California Legalizes Recreational Marijuana: Context and Controversy
by: The Knowledge GroupJanuary 09, 2018
It’s the largest legalized recreational marijuana market in the world. California, pursuant to a ballot measure endorsed by voters in November 2016, just opened legal commerce in cannabis. Adults (21+) may buy an ounce of any given cannabis product at a time. (Medical marijuana can be had in unlimited quantities, with a doctor’s note and medical ID. In 1996, California was the first state to legalize medical marijuana.)
California’s new industry is valued as a multi-billion dollar market, and will easily pull in a billion in annual tax revenue.
A half-dozen more states are slated to join the club this year.
Here’s the rub. Cannabis is illegal under federal law.
The Attorney General Green-Lights Federal Prosecutions
Lt. Gov. Gavin Newsom of California called marijuana criminalization “costly and racially discriminatory” and unpopular, and vowed to work to protect states’ rights.
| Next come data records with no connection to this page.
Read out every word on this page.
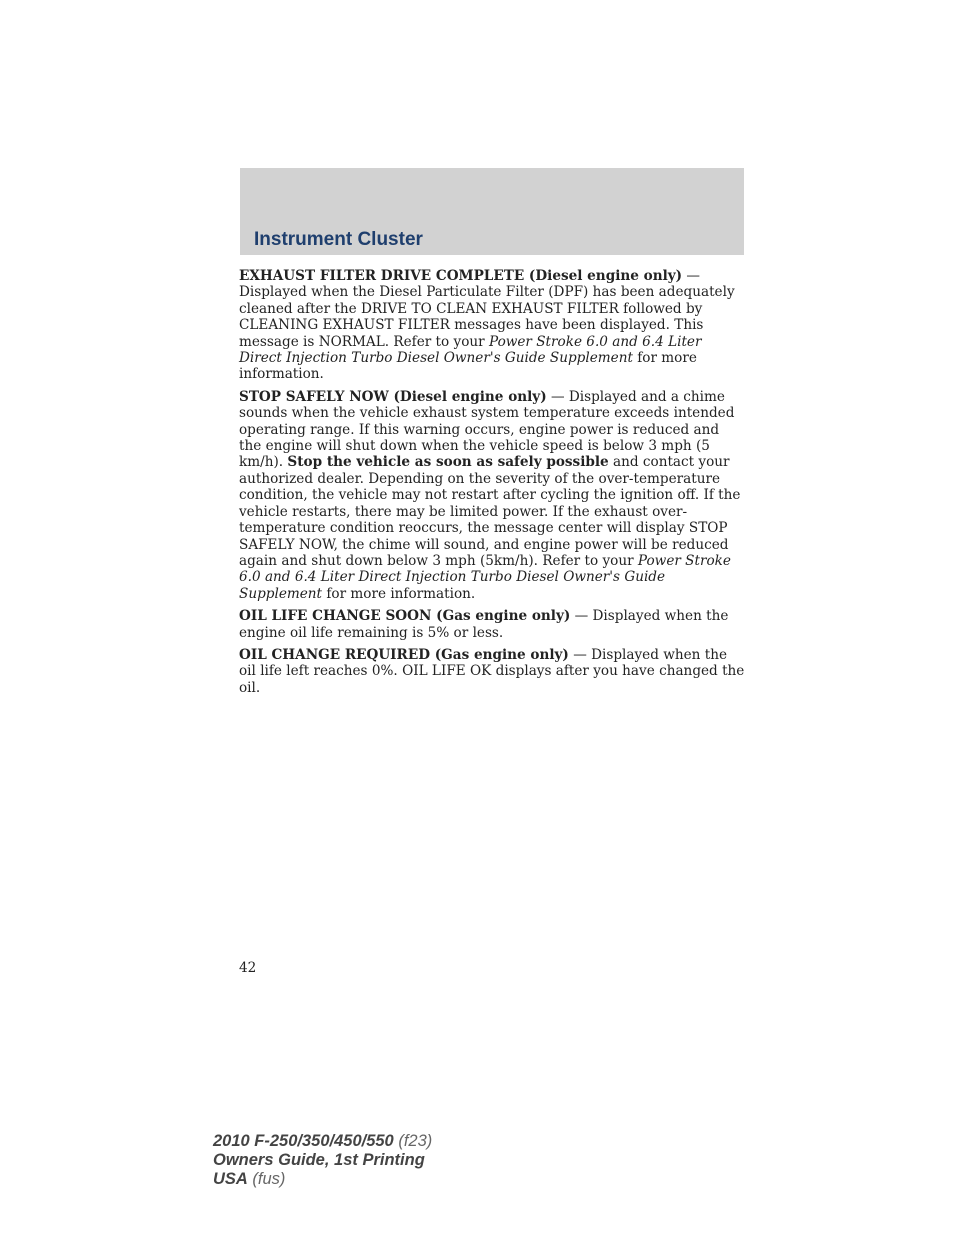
Instrument Cluster

EXHAUST FILTER DRIVE COMPLETE (Diesel engine only) — Displayed when the Diesel Particulate Filter (DPF) has been adequately cleaned after the DRIVE TO CLEAN EXHAUST FILTER followed by CLEANING EXHAUST FILTER messages have been displayed. This message is NORMAL. Refer to your Power Stroke 6.0 and 6.4 Liter Direct Injection Turbo Diesel Owner's Guide Supplement for more information.

STOP SAFELY NOW (Diesel engine only) — Displayed and a chime sounds when the vehicle exhaust system temperature exceeds intended operating range. If this warning occurs, engine power is reduced and the engine will shut down when the vehicle speed is below 3 mph (5 km/h). Stop the vehicle as soon as safely possible and contact your authorized dealer. Depending on the severity of the over-temperature condition, the vehicle may not restart after cycling the ignition off. If the vehicle restarts, there may be limited power. If the exhaust over-temperature condition reoccurs, the message center will display STOP SAFELY NOW, the chime will sound, and engine power will be reduced again and shut down below 3 mph (5km/h). Refer to your Power Stroke 6.0 and 6.4 Liter Direct Injection Turbo Diesel Owner's Guide Supplement for more information.

OIL LIFE CHANGE SOON (Gas engine only) — Displayed when the engine oil life remaining is 5% or less.

OIL CHANGE REQUIRED (Gas engine only) — Displayed when the oil life left reaches 0%. OIL LIFE OK displays after you have changed the oil.

42
2010 F-250/350/450/550 (f23)
Owners Guide, 1st Printing
USA (fus)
Colorado officials received no advance warning of the announcement, state Attorney General Cynthia H. Coffman said. In 2012, Colorado voters passed their own ballot initiative legalizing adult-use marijuana.
Oregon Gov. Kate Brown called the new federal stance “disruptive to our state’s economy” as 19,000 cannabis industry jobs are at stake.
In Washington state, Gov. Jay Inslee responded in frustration to the federal rollback of the Cole memo, saying the move “disrespects” Washingtonians who voted more than five years ago to legalize marijuana for people over 21. Oregon’s Attorney General, Bob Ferguson, was “disappointed and troubled” by the announcement. The two state officials together wrote a public letter in August to Sessions, correcting a number of assertions in Sessions’ commentaries on Washington’s marijuana law.
California’s Next Move?
California Attorney General Xavier Becerra is now considering a lawsuit.
Meanwhile, Assemblymember Reggie Jones-Sawyer is reviving a “sanctuary state” proposal to shield California cannabis from interference, calling the federal move part of an outdated war on drugs.